Research Projects

According to the computational view of the human nervous system, its main purpose is to process sensory information (input) in a way that allows it to choose a motor response (output). The optimal response is the one that maximizes its expected rewards or utility, and thus its fitness in the environment.

My research examines the computational properties of this process by using ideas from machine learning to build optimal models of inference (Bayesian) and decision making (reinforcement learning). We test these models using psychophysics, fMRI and pharmacology.

Bayesian inference

Perception is a process that requires converting noisy and uncertain information into a form that allows the organism to interact with its environment. Given an uncertain environment, a Bayesian statistical approach to inferring perceptual stimuli provides the optimal estimate for an observer.

In a realistic environment we experience a large number of stimuli from different modalities, and will not know the causal relationships of the sources giving rise to these stimuli. If we knew the causal structure we would be able to utilize that to increase the accuracy of our estimates, e.g. by combining information about stimuli known to originate from the same sources.

We have previously created a Bayesian model that is able to infer the underlying causal structure of a set of stimuli, providing an optimal basis for forming perceptual decisions. We tested whether subjects when judging locations of audio-visual stimuli were implicitly inferring the causal structure giving rise to the stimuli, and found their performance to be very close to such an optimal model (Beierholm et al. 08, Koerding, Beierholm et al. 07).

This surprising result implies that humans even at a perceptual level are constantly inferring the causal structure of their surroundings, a task that has previously been thought to be a ‘high-level’ cognitive task. In further experiments we expanded on these ideas for cases of up to three stimuli (Wozny, Beierholm & Shams 2008), studied the utility function involved (Wozny, Beierholm & Shams 2010) and showed that subjects’ internal model which gives rise to the causal inference is robust and independent of the details of the stimuli (Beierholm et al. 2009).

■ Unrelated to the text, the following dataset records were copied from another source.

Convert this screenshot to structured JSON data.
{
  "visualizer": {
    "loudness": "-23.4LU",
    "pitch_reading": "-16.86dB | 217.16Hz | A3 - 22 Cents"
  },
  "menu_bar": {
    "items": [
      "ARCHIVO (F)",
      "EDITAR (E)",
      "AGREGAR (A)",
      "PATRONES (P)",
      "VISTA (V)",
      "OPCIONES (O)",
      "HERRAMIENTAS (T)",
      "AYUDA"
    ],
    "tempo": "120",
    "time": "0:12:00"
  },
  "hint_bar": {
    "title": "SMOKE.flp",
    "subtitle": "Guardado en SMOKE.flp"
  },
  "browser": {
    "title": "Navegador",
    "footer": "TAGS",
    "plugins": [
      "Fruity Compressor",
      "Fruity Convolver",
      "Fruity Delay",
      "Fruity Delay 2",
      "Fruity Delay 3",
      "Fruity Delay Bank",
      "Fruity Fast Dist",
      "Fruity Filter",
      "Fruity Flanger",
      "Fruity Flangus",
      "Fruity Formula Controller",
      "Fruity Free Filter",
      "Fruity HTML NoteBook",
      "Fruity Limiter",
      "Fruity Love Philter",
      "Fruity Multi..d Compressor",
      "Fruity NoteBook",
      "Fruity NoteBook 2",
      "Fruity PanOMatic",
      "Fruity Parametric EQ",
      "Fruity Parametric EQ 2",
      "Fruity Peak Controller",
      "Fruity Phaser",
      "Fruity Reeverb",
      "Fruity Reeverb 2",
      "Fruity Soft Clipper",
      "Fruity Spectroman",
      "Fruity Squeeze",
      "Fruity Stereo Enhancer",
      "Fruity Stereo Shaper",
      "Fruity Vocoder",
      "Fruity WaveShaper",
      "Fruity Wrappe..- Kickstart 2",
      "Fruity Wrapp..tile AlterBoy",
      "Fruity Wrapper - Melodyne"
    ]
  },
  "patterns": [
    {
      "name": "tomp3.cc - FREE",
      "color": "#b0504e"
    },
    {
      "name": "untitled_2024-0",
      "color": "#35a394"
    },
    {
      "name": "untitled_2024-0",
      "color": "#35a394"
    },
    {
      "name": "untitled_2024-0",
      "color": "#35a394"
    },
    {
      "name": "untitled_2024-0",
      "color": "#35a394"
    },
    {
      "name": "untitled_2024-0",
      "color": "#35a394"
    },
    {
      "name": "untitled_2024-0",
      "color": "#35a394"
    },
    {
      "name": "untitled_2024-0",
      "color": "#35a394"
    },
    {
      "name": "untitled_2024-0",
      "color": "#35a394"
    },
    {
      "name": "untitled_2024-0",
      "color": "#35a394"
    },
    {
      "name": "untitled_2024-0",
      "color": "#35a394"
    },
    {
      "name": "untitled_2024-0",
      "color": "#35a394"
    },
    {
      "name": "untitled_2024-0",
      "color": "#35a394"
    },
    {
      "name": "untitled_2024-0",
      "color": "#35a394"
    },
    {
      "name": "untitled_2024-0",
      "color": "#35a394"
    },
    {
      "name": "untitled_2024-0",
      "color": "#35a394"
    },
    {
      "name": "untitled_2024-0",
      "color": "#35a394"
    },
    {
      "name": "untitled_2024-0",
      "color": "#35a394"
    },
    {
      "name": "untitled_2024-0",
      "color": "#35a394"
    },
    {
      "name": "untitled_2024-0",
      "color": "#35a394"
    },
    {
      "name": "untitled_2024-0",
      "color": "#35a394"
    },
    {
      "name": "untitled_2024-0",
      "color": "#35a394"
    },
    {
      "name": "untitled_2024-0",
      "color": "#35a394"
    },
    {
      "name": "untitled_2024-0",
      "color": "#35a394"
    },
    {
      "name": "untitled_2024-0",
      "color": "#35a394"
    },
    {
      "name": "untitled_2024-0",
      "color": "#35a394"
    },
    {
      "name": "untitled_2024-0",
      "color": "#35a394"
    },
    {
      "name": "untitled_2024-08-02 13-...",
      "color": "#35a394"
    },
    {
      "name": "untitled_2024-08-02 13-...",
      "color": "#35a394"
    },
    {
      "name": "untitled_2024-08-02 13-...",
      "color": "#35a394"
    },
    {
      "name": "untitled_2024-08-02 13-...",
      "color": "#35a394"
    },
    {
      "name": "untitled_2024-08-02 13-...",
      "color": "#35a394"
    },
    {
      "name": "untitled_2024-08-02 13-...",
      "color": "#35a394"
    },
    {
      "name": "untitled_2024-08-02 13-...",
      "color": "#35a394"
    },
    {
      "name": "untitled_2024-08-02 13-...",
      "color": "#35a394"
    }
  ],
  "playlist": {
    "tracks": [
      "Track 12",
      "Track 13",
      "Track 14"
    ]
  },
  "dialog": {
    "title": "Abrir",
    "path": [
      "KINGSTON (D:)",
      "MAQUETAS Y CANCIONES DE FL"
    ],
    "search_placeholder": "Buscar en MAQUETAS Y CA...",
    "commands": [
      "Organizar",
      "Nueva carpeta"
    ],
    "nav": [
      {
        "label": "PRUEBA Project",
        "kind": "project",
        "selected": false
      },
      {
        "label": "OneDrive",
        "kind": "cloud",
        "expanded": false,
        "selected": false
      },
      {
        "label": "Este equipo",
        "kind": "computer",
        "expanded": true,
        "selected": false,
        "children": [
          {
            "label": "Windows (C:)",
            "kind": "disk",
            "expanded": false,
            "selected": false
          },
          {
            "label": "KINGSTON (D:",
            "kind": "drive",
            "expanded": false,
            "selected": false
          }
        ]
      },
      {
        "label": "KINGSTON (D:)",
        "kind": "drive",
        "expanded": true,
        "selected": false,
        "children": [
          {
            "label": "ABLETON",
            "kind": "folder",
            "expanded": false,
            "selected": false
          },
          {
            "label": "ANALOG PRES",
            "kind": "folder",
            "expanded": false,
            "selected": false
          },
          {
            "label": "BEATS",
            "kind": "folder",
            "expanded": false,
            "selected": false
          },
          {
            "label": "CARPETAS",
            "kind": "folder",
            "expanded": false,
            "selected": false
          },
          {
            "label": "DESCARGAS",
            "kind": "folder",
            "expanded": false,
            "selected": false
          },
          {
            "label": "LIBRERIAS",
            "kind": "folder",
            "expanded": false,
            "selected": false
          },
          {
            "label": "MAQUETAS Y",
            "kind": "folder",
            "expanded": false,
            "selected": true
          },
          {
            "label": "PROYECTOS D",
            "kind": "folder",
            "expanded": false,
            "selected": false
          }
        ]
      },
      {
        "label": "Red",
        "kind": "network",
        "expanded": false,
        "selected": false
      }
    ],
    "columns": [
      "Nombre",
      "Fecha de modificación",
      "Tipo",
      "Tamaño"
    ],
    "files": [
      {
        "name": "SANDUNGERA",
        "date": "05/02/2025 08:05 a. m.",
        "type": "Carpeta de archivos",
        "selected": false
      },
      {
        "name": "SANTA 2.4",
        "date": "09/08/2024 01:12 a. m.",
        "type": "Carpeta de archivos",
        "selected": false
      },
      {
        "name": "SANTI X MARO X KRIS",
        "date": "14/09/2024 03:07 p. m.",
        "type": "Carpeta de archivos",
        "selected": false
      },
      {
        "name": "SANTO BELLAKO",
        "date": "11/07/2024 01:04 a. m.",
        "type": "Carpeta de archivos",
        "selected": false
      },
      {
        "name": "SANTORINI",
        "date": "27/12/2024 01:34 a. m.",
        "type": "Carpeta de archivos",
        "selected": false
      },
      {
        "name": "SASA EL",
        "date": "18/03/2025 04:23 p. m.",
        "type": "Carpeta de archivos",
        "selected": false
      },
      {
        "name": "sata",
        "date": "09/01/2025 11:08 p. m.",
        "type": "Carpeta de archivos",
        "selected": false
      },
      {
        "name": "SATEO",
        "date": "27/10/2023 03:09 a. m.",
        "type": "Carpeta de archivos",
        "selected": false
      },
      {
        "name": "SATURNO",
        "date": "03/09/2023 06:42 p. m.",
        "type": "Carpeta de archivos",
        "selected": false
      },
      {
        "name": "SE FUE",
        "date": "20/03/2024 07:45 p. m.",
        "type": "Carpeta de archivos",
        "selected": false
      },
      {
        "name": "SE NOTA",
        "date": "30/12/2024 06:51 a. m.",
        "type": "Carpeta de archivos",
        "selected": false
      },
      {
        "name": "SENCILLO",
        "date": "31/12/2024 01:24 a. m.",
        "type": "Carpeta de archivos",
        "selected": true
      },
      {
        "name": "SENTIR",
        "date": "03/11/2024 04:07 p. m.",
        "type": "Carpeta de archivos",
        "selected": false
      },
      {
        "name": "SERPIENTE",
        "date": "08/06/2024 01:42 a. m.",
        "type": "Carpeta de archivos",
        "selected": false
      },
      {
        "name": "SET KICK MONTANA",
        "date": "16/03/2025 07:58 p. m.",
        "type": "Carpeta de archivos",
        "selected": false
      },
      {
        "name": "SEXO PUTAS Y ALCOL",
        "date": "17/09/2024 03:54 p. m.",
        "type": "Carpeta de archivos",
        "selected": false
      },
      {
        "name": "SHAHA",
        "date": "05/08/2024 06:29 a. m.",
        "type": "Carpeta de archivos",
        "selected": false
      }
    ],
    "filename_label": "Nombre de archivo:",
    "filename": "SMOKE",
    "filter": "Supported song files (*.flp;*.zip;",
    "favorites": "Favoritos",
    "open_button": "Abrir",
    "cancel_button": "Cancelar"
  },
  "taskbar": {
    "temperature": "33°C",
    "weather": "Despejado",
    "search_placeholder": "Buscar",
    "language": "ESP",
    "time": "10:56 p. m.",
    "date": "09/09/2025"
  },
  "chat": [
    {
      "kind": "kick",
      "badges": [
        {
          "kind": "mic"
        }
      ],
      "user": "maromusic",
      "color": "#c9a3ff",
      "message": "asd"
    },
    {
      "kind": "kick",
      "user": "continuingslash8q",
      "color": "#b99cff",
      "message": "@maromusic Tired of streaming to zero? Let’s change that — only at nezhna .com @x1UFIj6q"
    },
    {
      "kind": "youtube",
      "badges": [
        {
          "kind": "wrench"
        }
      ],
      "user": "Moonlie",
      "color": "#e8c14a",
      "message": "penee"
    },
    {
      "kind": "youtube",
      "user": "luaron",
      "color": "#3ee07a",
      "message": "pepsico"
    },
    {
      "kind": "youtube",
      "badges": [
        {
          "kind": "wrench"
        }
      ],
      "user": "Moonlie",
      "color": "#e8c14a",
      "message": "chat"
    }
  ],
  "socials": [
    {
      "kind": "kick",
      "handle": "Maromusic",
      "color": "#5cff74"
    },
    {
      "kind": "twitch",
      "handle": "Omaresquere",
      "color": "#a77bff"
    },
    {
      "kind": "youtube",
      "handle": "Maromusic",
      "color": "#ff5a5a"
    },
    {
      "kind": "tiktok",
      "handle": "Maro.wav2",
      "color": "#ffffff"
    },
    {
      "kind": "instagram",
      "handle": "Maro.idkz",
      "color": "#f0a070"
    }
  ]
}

Central to these studies is the idea that perception implicitly relies on an internal model of the world, i.e. a set of assumptions (e.g. priors) that can be used to infer the properties of the outside world (for a review see (Shams & Beierholm 2010)).

Reinforcement learning

Optimal behaviour requires not only inferring properties of the environment, but deciding on an optimal policy for how to act based on the environment. These are ideas that are encapsulated by reinforcement learning, a series of models that dependent on the model complexity can specify the optimal choice in a given situation. In a set of experiments we examined the use of such optimal (or near-optimal) models in human decision making.

One study looked at the hypothesized dual systems model of multiple controllers (reinforcement learning models) for decision making. We modeled a habitual and a cognitive system as respectively an associative reinforcement learner and a statistically efficient Bayesian inference algorithm. Human subjects were scanned in a 3T MRI scanner while performing a task explicitly designed to engage these two systems simultaneously.

Analysis of fMRI results showed that BOLD activity in parts of ventro-medial pre-frontal cortex encoded the expected value from both of these systems, indicating that the systems were indeed active simultaneously. This provides clear neurobiological evidence for the dual systems theory of decision making (Beierholm et al., 2011).

Another example of the study of reinforcement learning and decision making is based on the development of a ‘vigor theory’ that specifies that the optimal work rate of an organism should be given by the reward rate. If the reward rate is high sleuthing is costly in terms of lost opportunity, while a low reward rate encourages less motivation and vigor as the opportunity cost is lower. Due to the links with reinforcement learning prediction error it has furthermore been suggested that such a ‘vigor signal’ could be encoded in the brain by tonic Dopamine. We have provided strong evidence for these ideas through psychophysics (Guitart-Masip, Beierholm et al. 2011) and actual pharmacological manipulation of the Dopaminergic system (Beierholm et al. 2013).

In a different experiment we developed a task that required optimal inference over complex stimulus features and optimal choices for combining the inferred properties of the stimuli. We discovered that humans were able to integrate over the uncertain features, while using fMRI we found that activity in ventro-medial prefrontal cortex correlated with the expected reward from an optimal model. Further we found that the better the model explained the variance in a subject’s behavioral data, the better the model was able to explain the variance in the BOLD activity in this same area, confirming the link in variability across subjects with brain activation (Wunderlich, Beierholm et al., 2011). This shows that humans are indeed capable of optimal integration in a reward learning task, combining concepts from both Bayesian inference and reinforcement learning.